Cassie Majestic, MD
Kristi L. Koenig, MD
Photo Credit: Tony Coppolino Fire Chief, Fountain Valley Fire Department
Wildfires are an annual expected disaster in Southern California due to the intense heat, drought, and powerful winds. While wildfires can be classified “natural” disasters due to their prompting by lightning, sparks from rock fall, or spontaneous combustion, they are frequently not a natural occurrence. Human activity is commonly involved in wildfires and involvement includes arson, sparks from equipment, cigarette sparks, campfires left burning, and the effects of deforestation and global warming.
The heat wave and severe Santa Ana wind conditions in early May 2014 caused an eruption of wildfires in San Diego County including Carlsbad, Oceanside, San Marcos, and areas of Camp Pendleton, a military base. The aftermath of the fires in San Diego County included evacuation for thousands of people, loss of property, injuries, and one documented fatality. In addition to direct damage from the fires, they indirectly prompted health advisories in both Orange and Los Angeles counties secondary to emission of significant amounts of smoke. Only recently have firefighters been able to contain the wildfires that burned across California in early May, part of this success due to the onset of cooler temperatures. While some of the fires have been deemed accidental, others are still under investigation.
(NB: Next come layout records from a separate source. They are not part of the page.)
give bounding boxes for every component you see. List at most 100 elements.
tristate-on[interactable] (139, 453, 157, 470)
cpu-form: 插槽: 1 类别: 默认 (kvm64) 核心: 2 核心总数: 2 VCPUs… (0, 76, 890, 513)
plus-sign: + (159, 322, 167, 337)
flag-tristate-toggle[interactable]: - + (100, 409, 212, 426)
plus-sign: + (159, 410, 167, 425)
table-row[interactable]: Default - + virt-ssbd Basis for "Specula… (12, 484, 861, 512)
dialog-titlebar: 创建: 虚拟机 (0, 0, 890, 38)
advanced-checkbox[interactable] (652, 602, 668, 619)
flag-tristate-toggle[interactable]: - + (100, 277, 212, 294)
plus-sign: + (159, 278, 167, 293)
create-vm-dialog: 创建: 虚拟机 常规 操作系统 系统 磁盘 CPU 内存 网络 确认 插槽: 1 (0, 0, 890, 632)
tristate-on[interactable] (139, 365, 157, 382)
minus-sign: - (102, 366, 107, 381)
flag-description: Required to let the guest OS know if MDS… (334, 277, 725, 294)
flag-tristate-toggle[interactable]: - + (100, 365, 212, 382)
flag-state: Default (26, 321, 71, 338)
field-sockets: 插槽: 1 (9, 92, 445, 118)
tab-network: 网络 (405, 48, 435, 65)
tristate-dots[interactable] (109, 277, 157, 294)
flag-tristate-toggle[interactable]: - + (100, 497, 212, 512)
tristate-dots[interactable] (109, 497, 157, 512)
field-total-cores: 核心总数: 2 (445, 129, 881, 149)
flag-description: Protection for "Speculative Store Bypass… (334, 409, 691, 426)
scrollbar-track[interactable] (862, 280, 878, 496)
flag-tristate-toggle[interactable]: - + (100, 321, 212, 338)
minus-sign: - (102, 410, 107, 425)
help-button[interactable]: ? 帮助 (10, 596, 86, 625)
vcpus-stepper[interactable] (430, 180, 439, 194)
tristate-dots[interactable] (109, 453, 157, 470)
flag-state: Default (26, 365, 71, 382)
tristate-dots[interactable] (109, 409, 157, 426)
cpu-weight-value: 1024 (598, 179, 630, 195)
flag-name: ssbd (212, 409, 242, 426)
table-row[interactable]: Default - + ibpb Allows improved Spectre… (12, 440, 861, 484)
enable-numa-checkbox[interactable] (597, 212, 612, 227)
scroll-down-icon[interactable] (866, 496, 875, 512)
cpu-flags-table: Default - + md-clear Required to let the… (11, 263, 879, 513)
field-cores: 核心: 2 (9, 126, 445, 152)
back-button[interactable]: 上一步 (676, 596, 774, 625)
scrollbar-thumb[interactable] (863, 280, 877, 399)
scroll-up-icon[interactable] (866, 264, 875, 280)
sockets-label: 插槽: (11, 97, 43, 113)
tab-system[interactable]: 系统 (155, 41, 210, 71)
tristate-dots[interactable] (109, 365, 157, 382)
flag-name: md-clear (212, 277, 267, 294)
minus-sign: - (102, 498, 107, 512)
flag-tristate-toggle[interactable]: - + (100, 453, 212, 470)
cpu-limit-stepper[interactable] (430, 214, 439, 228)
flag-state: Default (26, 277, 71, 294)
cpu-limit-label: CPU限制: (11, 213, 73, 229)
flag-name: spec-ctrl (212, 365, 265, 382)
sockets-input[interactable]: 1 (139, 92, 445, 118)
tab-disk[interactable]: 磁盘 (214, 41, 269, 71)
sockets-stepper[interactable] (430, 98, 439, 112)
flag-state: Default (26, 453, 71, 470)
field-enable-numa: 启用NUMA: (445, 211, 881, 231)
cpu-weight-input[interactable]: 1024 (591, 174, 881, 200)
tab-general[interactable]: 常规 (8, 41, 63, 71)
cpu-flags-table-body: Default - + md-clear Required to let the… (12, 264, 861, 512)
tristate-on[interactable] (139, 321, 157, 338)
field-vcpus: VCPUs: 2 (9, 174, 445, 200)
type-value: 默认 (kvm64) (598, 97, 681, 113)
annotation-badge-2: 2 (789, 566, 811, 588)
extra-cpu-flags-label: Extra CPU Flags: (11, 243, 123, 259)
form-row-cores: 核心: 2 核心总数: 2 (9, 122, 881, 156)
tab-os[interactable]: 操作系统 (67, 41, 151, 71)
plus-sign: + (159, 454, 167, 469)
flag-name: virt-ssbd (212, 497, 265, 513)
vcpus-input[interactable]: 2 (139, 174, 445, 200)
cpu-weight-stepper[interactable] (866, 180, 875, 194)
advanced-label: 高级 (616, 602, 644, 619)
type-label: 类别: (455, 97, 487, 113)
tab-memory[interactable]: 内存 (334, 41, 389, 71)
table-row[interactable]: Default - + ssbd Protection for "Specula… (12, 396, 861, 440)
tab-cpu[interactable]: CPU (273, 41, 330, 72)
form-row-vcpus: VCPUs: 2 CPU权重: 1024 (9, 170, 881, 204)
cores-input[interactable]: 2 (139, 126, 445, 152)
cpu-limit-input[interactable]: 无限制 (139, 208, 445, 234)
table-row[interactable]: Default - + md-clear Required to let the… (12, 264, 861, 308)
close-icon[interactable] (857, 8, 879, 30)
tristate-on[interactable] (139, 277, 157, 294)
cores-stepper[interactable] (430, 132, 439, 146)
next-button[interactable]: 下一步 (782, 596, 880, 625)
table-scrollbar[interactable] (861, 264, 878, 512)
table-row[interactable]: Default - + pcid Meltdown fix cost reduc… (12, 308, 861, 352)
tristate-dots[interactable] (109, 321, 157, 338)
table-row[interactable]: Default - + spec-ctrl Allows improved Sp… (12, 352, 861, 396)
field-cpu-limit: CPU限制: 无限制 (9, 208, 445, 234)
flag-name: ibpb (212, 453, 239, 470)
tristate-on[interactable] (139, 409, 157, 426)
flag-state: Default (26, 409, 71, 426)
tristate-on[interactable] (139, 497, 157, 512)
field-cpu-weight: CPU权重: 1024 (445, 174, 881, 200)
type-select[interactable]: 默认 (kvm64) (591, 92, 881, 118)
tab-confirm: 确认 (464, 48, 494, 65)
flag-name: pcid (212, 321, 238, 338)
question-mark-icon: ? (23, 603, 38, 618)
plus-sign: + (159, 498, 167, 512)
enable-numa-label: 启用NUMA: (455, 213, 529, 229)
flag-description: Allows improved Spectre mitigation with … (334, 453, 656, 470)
A little known fact is the origin of the Incident Command System (ICS)– a critical tool for the management of a large scale threat such as a wildfire in a densely population area. FIRESCOPE, or FIrefighting REsources of Southern California Organized for Potential Emergencies, is a system that was developed in 1972 after a massive set of wild fires in the Southern California region that led to the need for resources from multiple jurisdictions. This program is designed to improve efficiency and arrangement of various fire services when responding to disasters. The primary organization of FIRESCOPE is to provide mutual aid, and facilitate cooperation between multiple fire stations and personnel. The concept of mutual aid involves an incremental system of mobilization of resources. Specifically, additional fire services are mobilized to the area in need without severe depletion of rescue defenses outside the disaster area. Typically this mobilization occurs in ascending order from local to county to region to inter-region. A large portion of the program includes the ICS, which is a flexible system that helps coordinate procedures for those on-site, and aids in control of the operations. The occurrence of such a disaster therefore provides a unique opportunity for firefighters, healthcare workers, and law enforcement personnel to work together in organizing a plan of resolution.
With a well-rehearsed ICS in place such as is the case in Southern California, wildfires are much more manageable. The ICS includes procedures for accepting mutual aid and allows for appropriate organization and communication during a time where many personnel are needed for successful disaster management.